Fang Cheng croisa les bras. « Pourquoi ne pas simplement me contourner ? »
« Heu… »
Une main saisit l'épaule d'Aobayashi, l'écartant. Nakajima se releva malgré son front ensanglanté, croisant le regard de Fang Cheng avec gravité. « Vous avez gagné. Mais vous vous trompez sur un point. »
« En quoi ? »
Aobayashi se tenait derrière son supérieur, se préparant à des paroles qui provoqueraient sûrement le vampire. Peu importait — un soldat doit mourir debout, pas rampant.
Nakajima inspira profondément, s'inclinant à la taille. « Nous ne nous rendons pas à vous. Nous nous rendons à vous. Nous réclamons le statut de prisonniers de guerre selon les conventions internationales. »
Fang Cheng : « … »
Il s'attendait à une défiance enflammée, pas à cette soumission rampante.
Aobayashi cligna des yeux, stupéfait.
Il regarda le chef de section qu'il respectait d'ordinaire, maintenant à plat ventre, et lâcha : « Chef, pourquoi… »
« Silence ! »
Nakajima Tomoya hurla sur lui : « Tu veux être un lâche qui refuse de reconnaître sa défaite ? »
Aobayashi Yōsuke : « … »
Fang Cheng faillit se prendre la main sur le visage.
Incroyable. C'était la première fois qu'il voyait quelqu'un déguiser une supplique lâche en rhétorique vertueuse.
Nakajima Tomoya continua d'invectiver son subordonné : « Si tu ne peux pas faire face à la réalité, pourquoi les adversaires t'accorderaient-ils une nouvelle chance ? »

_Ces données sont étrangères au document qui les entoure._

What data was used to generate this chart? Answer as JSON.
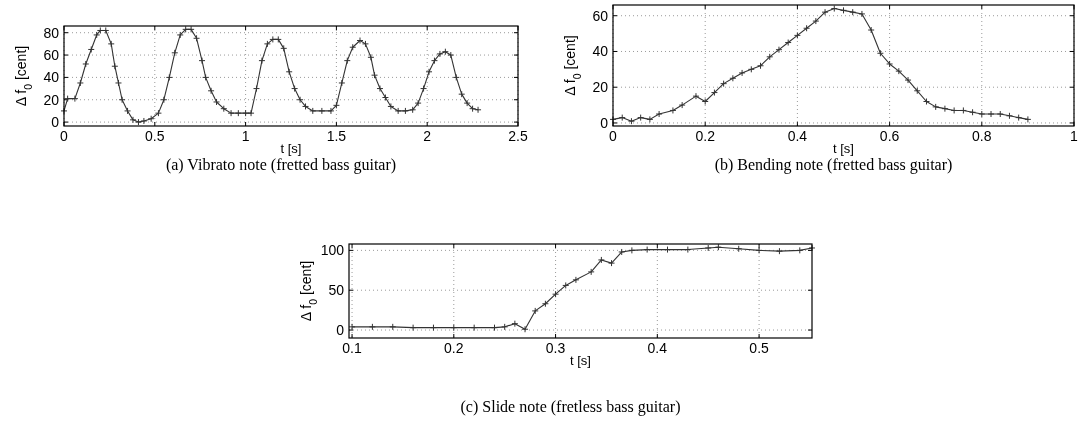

Fang Cheng le coupa : « Assez. Qui vous a promis une seconde chance ? »
Nakajima Tomoya s'inclina aussitôt : « Naturellement, Votre Excellence détient toute l'autorité. »

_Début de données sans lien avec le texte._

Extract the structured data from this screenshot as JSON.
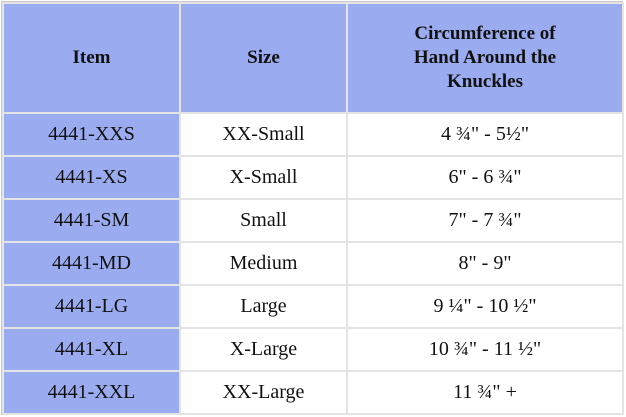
{
  "table": {
    "header": [
      "Item",
      "Size",
      "Circumference of Hand Around the Knuckles"
    ],
    "rows": [
      [
        "4441-XXS",
        "XX-Small",
        "4 ¾\" - 5½\""
      ],
      [
        "4441-XS",
        "X-Small",
        "6\" - 6 ¾\""
      ],
      [
        "4441-SM",
        "Small",
        "7\" - 7 ¾\""
      ],
      [
        "4441-MD",
        "Medium",
        "8\" - 9\""
      ],
      [
        "4441-LG",
        "Large",
        "9 ¼\" - 10 ½\""
      ],
      [
        "4441-XL",
        "X-Large",
        "10 ¾\" - 11 ½\""
      ],
      [
        "4441-XXL",
        "XX-Large",
        "11 ¾\" +"
      ]
    ]
  }
}
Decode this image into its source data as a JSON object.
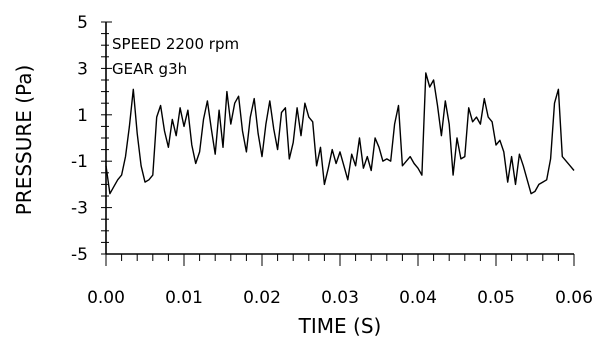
{
  "chart_data": {
    "type": "line",
    "xlabel": "TIME (S)",
    "ylabel": "PRESSURE (Pa)",
    "xlim": [
      0,
      0.06
    ],
    "ylim": [
      -5,
      5
    ],
    "x_ticks": [
      0,
      0.01,
      0.02,
      0.03,
      0.04,
      0.05,
      0.06
    ],
    "x_tick_labels": [
      "0.00",
      "0.01",
      "0.02",
      "0.03",
      "0.04",
      "0.05",
      "0.06"
    ],
    "y_ticks": [
      5,
      3,
      1,
      -1,
      -3,
      -5
    ],
    "y_tick_labels": [
      "5",
      "3",
      "1",
      "-1",
      "-3",
      "-5"
    ],
    "x_minor_step": 0.002,
    "y_minor_step": 0.5,
    "grid": false,
    "annotations": [
      "SPEED 2200 rpm",
      "GEAR g3h"
    ],
    "color": "#000000",
    "series": [
      {
        "x": [
          0.0,
          0.0005,
          0.001,
          0.0015,
          0.002,
          0.0025,
          0.003,
          0.0035,
          0.004,
          0.0045,
          0.005,
          0.0055,
          0.006,
          0.0065,
          0.007,
          0.0075,
          0.008,
          0.0085,
          0.009,
          0.0095,
          0.01,
          0.0105,
          0.011,
          0.0115,
          0.012,
          0.0125,
          0.013,
          0.0135,
          0.014,
          0.0145,
          0.015,
          0.0155,
          0.016,
          0.0165,
          0.017,
          0.0175,
          0.018,
          0.0185,
          0.019,
          0.0195,
          0.02,
          0.0205,
          0.021,
          0.0215,
          0.022,
          0.0225,
          0.023,
          0.0235,
          0.024,
          0.0245,
          0.025,
          0.0255,
          0.026,
          0.0265,
          0.027,
          0.0275,
          0.028,
          0.0285,
          0.029,
          0.0295,
          0.03,
          0.0305,
          0.031,
          0.0315,
          0.032,
          0.0325,
          0.033,
          0.0335,
          0.034,
          0.0345,
          0.035,
          0.0355,
          0.036,
          0.0365,
          0.037,
          0.0375,
          0.038,
          0.0385,
          0.039,
          0.0395,
          0.04,
          0.0405,
          0.041,
          0.0415,
          0.042,
          0.0425,
          0.043,
          0.0435,
          0.044,
          0.0445,
          0.045,
          0.0455,
          0.046,
          0.0465,
          0.047,
          0.0475,
          0.048,
          0.0485,
          0.049,
          0.0495,
          0.05,
          0.0505,
          0.051,
          0.0515,
          0.052,
          0.0525,
          0.053,
          0.0535,
          0.054,
          0.0545,
          0.055,
          0.0555,
          0.056,
          0.0565,
          0.057,
          0.0575,
          0.058,
          0.0585,
          0.059,
          0.0595,
          0.06
        ],
        "y": [
          -1.2,
          -2.4,
          -2.1,
          -1.8,
          -1.6,
          -0.8,
          0.5,
          2.1,
          0.2,
          -1.2,
          -1.9,
          -1.8,
          -1.6,
          0.9,
          1.4,
          0.3,
          -0.4,
          0.8,
          0.1,
          1.3,
          0.5,
          1.2,
          -0.3,
          -1.1,
          -0.6,
          0.8,
          1.6,
          0.4,
          -0.7,
          1.2,
          -0.4,
          2.0,
          0.6,
          1.5,
          1.8,
          0.3,
          -0.6,
          0.9,
          1.7,
          0.2,
          -0.8,
          0.6,
          1.6,
          0.4,
          -0.5,
          1.1,
          1.3,
          -0.9,
          -0.2,
          1.3,
          0.1,
          1.5,
          0.9,
          0.7,
          -1.2,
          -0.4,
          -2.0,
          -1.3,
          -0.5,
          -1.1,
          -0.6,
          -1.2,
          -1.8,
          -0.7,
          -1.2,
          0.0,
          -1.3,
          -0.8,
          -1.4,
          0.0,
          -0.4,
          -1.0,
          -0.9,
          -1.0,
          0.6,
          1.4,
          -1.2,
          -1.0,
          -0.8,
          -1.1,
          -1.3,
          -1.6,
          2.8,
          2.2,
          2.5,
          1.4,
          0.1,
          1.6,
          0.6,
          -1.6,
          0.0,
          -0.9,
          -0.8,
          1.3,
          0.7,
          0.9,
          0.6,
          1.7,
          0.9,
          0.7,
          -0.3,
          -0.1,
          -0.6,
          -1.9,
          -0.8,
          -2.0,
          -0.7,
          -1.2,
          -1.8,
          -2.4,
          -2.3,
          -2.0,
          -1.9,
          -1.8,
          -0.9,
          1.5,
          2.1,
          -0.8,
          -1.0,
          -1.2,
          -1.4
        ]
      }
    ]
  }
}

Fang Cheng envoya valser le sans-gêne d'un coup de poing.
Cette fois, Aobayashi Yōsuke ne l'aida pas à se relever, se contentant de rester là à remettre sa vie en question.
« Viens. »
Fang Cheng fit signe.
Aobayashi Yōsuke hésita. Sa vaillante défense de son supérieur avait-elle ému ce vampire ?
Il s'approcha avec un espoir timide — puis encaissa un coup de poing et deux coups de pied.

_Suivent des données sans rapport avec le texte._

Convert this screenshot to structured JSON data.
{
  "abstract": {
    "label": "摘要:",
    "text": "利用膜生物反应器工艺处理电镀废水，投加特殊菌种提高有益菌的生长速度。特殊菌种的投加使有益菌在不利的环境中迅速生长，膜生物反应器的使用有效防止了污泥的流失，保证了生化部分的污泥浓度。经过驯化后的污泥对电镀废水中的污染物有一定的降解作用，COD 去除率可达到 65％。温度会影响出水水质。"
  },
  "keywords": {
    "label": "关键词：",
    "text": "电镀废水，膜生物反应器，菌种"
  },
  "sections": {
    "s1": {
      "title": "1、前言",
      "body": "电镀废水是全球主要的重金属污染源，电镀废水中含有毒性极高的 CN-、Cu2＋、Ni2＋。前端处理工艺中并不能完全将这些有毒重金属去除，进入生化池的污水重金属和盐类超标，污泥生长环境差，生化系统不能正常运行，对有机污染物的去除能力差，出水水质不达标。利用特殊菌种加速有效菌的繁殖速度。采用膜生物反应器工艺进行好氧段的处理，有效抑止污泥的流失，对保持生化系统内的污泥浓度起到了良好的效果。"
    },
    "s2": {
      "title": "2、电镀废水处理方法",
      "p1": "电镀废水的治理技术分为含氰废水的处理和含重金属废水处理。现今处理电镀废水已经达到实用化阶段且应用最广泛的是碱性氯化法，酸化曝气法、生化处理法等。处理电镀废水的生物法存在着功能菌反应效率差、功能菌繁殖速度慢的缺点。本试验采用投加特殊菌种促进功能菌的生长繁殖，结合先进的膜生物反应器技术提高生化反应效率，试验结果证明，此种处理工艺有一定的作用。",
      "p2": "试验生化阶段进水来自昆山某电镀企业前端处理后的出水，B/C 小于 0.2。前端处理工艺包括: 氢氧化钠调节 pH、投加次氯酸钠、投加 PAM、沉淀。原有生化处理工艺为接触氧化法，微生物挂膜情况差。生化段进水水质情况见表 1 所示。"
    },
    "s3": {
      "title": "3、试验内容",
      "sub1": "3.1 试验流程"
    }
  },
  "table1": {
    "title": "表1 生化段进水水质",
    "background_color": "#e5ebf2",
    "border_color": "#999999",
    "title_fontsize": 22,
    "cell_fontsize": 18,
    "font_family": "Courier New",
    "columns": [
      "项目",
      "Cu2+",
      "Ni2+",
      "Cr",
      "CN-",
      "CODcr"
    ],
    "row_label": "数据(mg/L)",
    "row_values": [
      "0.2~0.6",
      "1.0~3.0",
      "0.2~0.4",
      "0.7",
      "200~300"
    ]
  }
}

« Oser toucher à mon gamin ? Ptouï ! »
Bien qu'il eût écrasé cette unité du SOT, traîner n'était pas sage. Des renforts gouvernementaux pourraient arriver d'une minute à l'autre.
Il risquait d'essuyer la colère officielle ensuite, mais la négociation restait possible. Inutile de verser le sang pour de menus désagréments.
Trouver un médiateur auprès du Gouvernement de la Zone 11 semblait judicieux — déclarer que Fang Cheng voulait une vie tranquille, pas des machinations antisociales.
Qui de mieux comme intermédiaire que ce grand frère ?
Le géant Aigle de Sang descendit avec trois passagers. Voyant Hasegawa Kouhei serrant Miyamoto Ko contre lui, le sourcil de Fang Cheng tressaillit.
Il se tourna vers Ye Yuqing : « Je t'avais dit de les surveiller ! »
« Je l'ai fait ! »
Elle haussa les épaules. « Ils se sont laissés emporter. Je les sépare ? »
Fang Cheng soupira devant le duo désormais séparé : « Les combats de taureaux ne finissent qu'en sang. »
Hasegawa et Miyamoto échangèrent un regard amer — c'est votre femme qui a ordonné l'étreinte !
Mais révéler ce n'en valait pas la peine de risquer sa colère.
« Merci ! »
Hasegawa Kouhei se recomposa, s'inclinant profondément. « Mes gens et les membres de l'organisation de résistance vous doivent la vie. »
Fang Cheng balaya les formalités : « Passez les mots vides. Montrez une vraie gratitude. »
« Certainement ! »
Hasegawa répondit avec urgence : « Je partagerai tout ce que je sais. »
Il savait que quelqu'un d'aussi insignifiant que lui ne valait pas l'attention de Fang Cheng. Tout ce qu'il voulait, c'était de l'information.
« Trouvons d'abord un endroit pour nous poser. On ne peut plus rester ici. »
Hasegawa Kouhei pointa le sud-est. « Nous avons une base cachée, rarement utilisée. On peut aller là-bas. »
Fang Cheng n'avait aucun intérêt à rester gérer les conséquences. Ne voulant pas le faire attendre, Hasegawa Kouhei ordonna aux membres survivants de l'organisation de résistance de nettoyer le champ de bataille et d'évacuer rapidement.
Les sujets d'expérience furent également emmenés par l'organisation de résistance, leur avenir laissé à leur propre décision.
Après avoir délégué les urgences, Hasegawa Kouhei et Miyamoto Ko furent emmenés par Fang Cheng, avec Nakajima Tomoya.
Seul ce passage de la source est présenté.